AP Exclusive: US fugitive claims new identity
By BARRY HATTON, Associated Press
Oct 1, 2011 11:07 AM CDT
In this photo released by Noticias de Colares on Thursday Sept. 29, 2011, U.S. fugitive George Wright is seen in a post office in Praia das Macas, Portugal in 2000. Wright was arrested Sept. 26, 2011 by Portuguese authorities at the request of the U.S. government after more than 40 years as a fugitive,...   (Associated Press)

Captured American fugitive George Wright will claim a new identity to prevent the U.S. from extraditing him, his lawyer said Saturday.

Wright, 68, became a Portuguese citizen, called Jose Luis Jorge dos Santos, in 1991 after marrying a Portuguese woman, lawyer Manuel Luis Ferreira told The Associated Press.
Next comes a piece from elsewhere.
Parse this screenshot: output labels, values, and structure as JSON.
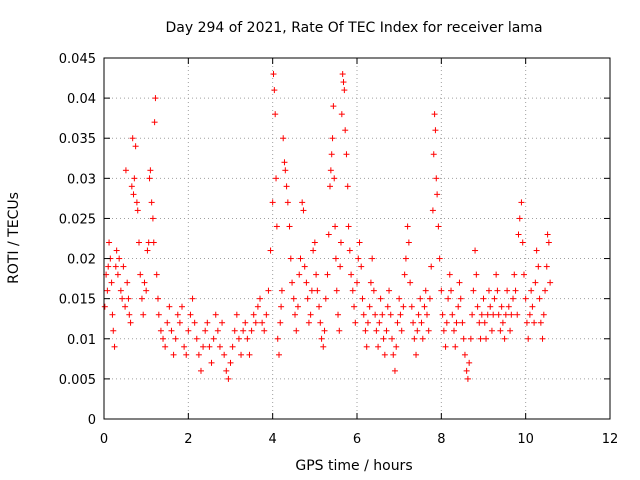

Ferreira said in an interview that Wright's new identity was given to him by West African country Guinea-Bissau when it granted him political asylum in the 1980s and was accepted by Portugal.

The U.S. is trying to extradite Wright to serve the remainder of his 15- to 30-year sentence for a 1962 murder in New Jersey. He had served more than seven years before breaking out of prison in 1970.

But Ferreira said his client insists he has the right to serve the time in Portugal because he has Portuguese citizenship based on his new identity.

"As a Portuguese citizen, if he has to answer to any authority or if he has to serve any sentence, it has to be to Portuguese authorities and in Portuguese territory," Ferreira said.

Ferreira also hopes to persuade the Lisbon judge hearing the case to allow Wright to serve any outstanding jail time in his adopted country because that is where his wife and grown son and daughter live.

Ferreira is due to present his written arguments to the judge on Thursday.

Wright broke out of the Bayside State Prison in Leesburg, New Jersey, on Aug. 19, 1970, after serving more than seven years of his sentence for killing a man in a 1962 gas station robbery. He was also part of a Black Liberation Army group that hijacked a U.S. plane to Algeria in 1972.

U.S. Justice Department spokeswoman Laura Sweeney, reached via email, declined to comment on Ferreira's arguments.

Wright was captured in a seaside village near Lisbon on Monday and is detained while the court rules on his case. Until his arrest, Wright spent decades living with his Portuguese family near Lisbon.